It often depends on the company. I've been a web developer for nearly 20 years and in the course of my career I've had titles like "Senior Software Engineer" and "Programmer/Analyst."
In my experience, any web developer worth their salt knows about application architecture, algorithms, scalability, distributed systems, version control, databases, data migration, APIs, testing, and on and on.
It's the companies who realize a good web developer is a software engineer that often use that title whether you are building web applications, embedded software, etc. In these cases, Facebook/Google may very well have web developer positions for hire under the "Software Engineer" title.
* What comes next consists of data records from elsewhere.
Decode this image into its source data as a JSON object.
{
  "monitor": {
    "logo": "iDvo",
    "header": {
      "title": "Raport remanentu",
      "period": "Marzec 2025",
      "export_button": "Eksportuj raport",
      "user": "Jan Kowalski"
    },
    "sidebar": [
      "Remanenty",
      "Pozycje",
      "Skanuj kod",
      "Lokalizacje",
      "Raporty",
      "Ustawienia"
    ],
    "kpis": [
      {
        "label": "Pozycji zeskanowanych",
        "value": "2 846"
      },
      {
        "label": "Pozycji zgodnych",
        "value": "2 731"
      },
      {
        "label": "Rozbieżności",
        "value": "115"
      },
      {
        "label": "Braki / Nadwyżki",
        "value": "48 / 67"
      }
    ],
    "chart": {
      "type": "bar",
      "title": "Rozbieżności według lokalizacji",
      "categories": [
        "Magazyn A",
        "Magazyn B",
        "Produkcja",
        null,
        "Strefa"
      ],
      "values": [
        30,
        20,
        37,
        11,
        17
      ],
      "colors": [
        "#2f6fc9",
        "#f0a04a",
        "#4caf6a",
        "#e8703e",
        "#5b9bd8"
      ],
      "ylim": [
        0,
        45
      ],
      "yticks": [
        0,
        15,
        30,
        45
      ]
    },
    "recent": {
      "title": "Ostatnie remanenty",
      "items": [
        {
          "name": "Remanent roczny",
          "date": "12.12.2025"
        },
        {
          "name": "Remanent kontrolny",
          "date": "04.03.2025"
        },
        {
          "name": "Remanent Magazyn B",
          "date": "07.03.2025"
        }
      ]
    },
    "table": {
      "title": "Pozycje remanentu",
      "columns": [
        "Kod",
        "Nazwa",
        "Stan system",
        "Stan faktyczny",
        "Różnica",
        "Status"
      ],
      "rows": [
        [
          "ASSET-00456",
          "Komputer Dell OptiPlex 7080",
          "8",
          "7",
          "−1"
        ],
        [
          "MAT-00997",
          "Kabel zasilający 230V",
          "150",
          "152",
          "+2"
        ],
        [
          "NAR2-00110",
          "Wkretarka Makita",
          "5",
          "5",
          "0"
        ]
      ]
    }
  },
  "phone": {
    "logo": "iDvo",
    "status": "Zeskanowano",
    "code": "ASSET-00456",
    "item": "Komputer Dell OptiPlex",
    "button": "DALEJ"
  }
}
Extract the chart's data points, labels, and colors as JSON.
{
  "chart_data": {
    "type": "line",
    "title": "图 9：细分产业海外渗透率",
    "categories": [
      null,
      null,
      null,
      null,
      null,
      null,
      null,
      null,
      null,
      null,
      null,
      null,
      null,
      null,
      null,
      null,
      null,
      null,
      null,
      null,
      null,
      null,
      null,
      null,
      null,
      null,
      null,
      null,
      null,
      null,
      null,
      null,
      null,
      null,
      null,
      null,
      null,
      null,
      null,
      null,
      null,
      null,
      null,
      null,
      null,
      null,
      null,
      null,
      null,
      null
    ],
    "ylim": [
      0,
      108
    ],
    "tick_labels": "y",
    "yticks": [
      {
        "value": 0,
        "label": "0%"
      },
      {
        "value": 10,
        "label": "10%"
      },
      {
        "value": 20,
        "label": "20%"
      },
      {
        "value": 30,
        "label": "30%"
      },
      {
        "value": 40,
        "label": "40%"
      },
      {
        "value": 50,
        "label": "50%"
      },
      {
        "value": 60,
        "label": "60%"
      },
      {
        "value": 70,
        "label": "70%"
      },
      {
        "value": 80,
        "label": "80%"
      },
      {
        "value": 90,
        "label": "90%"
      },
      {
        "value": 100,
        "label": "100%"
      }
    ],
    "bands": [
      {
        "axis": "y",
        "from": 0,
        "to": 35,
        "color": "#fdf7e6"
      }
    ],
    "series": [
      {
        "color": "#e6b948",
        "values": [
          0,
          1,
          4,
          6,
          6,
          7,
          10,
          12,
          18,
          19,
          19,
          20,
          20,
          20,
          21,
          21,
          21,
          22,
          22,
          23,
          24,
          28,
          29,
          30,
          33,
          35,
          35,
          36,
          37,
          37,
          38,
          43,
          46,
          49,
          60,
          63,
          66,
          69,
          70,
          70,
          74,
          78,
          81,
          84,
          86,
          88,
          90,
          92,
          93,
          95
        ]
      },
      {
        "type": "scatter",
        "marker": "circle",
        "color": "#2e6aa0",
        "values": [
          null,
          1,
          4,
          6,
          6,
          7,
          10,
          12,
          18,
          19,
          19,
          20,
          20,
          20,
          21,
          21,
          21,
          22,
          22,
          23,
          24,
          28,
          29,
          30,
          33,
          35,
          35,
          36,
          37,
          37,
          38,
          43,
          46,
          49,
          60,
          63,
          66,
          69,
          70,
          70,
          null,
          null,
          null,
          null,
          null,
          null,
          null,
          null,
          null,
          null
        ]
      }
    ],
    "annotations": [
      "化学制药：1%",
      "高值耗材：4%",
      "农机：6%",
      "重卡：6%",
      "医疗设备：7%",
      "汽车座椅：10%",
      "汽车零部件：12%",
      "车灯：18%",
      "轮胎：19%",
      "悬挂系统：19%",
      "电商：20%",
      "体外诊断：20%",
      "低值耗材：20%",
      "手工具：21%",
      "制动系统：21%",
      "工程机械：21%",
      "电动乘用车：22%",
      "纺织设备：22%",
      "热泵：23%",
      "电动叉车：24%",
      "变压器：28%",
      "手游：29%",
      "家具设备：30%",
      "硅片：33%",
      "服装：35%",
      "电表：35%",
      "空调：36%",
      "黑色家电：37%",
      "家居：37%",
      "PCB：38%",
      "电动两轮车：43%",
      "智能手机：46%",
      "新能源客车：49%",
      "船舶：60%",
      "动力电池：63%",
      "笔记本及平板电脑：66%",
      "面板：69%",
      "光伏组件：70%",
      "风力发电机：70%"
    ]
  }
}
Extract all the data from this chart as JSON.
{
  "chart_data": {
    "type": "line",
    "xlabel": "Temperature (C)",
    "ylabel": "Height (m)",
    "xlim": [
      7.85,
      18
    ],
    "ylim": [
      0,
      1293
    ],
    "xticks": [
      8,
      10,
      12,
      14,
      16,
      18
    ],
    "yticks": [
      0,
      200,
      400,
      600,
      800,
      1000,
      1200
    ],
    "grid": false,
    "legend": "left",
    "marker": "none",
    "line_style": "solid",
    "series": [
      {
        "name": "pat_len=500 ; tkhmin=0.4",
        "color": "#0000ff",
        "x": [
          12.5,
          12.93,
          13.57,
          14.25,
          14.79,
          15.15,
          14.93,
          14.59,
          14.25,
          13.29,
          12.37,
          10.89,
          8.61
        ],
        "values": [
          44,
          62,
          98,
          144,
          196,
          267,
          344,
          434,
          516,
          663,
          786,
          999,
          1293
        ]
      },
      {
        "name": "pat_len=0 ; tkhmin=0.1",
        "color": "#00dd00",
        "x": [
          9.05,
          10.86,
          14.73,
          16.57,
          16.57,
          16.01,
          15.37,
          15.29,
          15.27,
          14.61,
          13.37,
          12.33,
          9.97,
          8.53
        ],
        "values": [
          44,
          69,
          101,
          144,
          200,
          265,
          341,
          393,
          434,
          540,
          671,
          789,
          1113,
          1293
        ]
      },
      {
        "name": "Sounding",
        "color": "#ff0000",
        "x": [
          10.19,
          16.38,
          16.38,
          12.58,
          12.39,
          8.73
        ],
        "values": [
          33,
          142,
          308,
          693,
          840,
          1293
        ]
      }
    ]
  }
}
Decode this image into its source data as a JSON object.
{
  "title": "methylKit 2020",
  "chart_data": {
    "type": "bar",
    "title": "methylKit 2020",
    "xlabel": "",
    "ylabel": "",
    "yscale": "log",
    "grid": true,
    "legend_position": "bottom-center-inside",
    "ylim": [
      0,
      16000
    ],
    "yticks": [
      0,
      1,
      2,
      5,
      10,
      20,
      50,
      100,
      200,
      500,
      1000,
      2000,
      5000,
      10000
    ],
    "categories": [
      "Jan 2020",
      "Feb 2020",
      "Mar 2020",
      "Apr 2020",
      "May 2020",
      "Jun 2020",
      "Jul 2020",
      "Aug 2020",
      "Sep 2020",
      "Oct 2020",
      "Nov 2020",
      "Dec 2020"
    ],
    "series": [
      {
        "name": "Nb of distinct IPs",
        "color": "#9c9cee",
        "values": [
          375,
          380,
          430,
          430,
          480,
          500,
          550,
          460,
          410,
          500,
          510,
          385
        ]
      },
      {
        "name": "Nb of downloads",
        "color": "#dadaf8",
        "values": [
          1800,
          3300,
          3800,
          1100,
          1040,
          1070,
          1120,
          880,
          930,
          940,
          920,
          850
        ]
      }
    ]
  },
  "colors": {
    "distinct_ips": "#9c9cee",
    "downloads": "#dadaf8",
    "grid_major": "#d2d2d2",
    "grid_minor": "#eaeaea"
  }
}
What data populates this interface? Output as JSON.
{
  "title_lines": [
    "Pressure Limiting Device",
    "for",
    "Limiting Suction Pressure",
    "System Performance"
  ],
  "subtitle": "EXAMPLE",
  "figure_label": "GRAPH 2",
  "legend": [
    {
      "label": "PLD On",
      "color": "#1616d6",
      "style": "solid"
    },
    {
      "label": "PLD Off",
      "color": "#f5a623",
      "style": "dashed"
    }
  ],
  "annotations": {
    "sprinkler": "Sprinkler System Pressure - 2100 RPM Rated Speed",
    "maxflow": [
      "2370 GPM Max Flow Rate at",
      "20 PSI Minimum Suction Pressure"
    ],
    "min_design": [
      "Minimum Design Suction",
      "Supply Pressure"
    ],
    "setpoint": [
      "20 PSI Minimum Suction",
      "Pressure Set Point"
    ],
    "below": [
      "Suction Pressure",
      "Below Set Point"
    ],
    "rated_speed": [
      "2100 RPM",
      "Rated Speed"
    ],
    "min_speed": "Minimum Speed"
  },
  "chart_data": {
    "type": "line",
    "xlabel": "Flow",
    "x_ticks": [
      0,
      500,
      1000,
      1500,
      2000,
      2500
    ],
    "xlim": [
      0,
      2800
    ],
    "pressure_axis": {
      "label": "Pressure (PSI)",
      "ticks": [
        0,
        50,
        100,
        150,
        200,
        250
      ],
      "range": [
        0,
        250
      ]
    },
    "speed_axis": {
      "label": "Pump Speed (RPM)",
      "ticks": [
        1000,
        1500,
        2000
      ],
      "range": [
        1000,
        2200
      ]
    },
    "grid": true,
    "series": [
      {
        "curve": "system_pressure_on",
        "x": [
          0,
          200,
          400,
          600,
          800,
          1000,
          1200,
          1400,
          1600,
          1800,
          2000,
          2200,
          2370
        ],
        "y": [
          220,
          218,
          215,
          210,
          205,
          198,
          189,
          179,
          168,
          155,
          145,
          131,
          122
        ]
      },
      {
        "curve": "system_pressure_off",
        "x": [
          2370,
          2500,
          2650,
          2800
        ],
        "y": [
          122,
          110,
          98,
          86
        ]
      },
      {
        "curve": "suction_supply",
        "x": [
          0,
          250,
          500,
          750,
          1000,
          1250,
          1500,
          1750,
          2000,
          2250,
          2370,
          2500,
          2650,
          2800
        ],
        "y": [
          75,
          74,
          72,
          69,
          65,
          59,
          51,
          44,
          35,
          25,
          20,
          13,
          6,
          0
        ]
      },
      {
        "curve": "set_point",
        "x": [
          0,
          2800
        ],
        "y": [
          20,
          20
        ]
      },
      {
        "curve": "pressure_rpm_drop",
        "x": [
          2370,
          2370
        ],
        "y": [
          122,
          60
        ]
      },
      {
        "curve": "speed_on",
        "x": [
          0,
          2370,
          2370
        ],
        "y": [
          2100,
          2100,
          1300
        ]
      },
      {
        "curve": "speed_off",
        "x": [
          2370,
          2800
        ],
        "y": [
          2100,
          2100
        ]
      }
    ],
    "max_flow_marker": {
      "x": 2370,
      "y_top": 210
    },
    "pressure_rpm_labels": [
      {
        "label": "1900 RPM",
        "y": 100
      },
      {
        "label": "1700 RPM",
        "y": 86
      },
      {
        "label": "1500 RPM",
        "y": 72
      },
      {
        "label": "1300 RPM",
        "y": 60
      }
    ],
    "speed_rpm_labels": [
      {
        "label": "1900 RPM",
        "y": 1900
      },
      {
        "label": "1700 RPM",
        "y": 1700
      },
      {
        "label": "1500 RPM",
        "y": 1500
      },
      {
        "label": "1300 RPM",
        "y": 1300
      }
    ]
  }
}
I have to respectfully disagree with @cdagli. As developers, we all face problems that are already solved. A good developer knows how to evaluate the existing solutions and determine which ones are well done and evaluate when their time is better spent building their own. Or, contributing to open source solutions that meet some of their needs but lack in other areas. If doing unique work was what made someone a software engineer, then there wouldn't be many of them out there.
Also, unlike @cdagli, it's been my experience that a Wordpress developer can be responsible for custom development, integrating with 3rd party systems, and other "software" oriented roles. It's the platform itself that gets a bad name due to many poor implementations and how easy it is to get started but there's a big difference between an editor who builds pages in Wordpress, Drupal, etc. and a developer who implements custom solutions built on these platforms.
If companies were to think like that, then a Java developer who deploys some of his apps on Heroku isn't a software engineer. Slack uses a ton of PHP for server-side application logic in their infrastructure. I bet the developers behind their codebase are considered software engineers. Just my 2 cents but I wouldn't assume every web developer is just building Wordpress pages.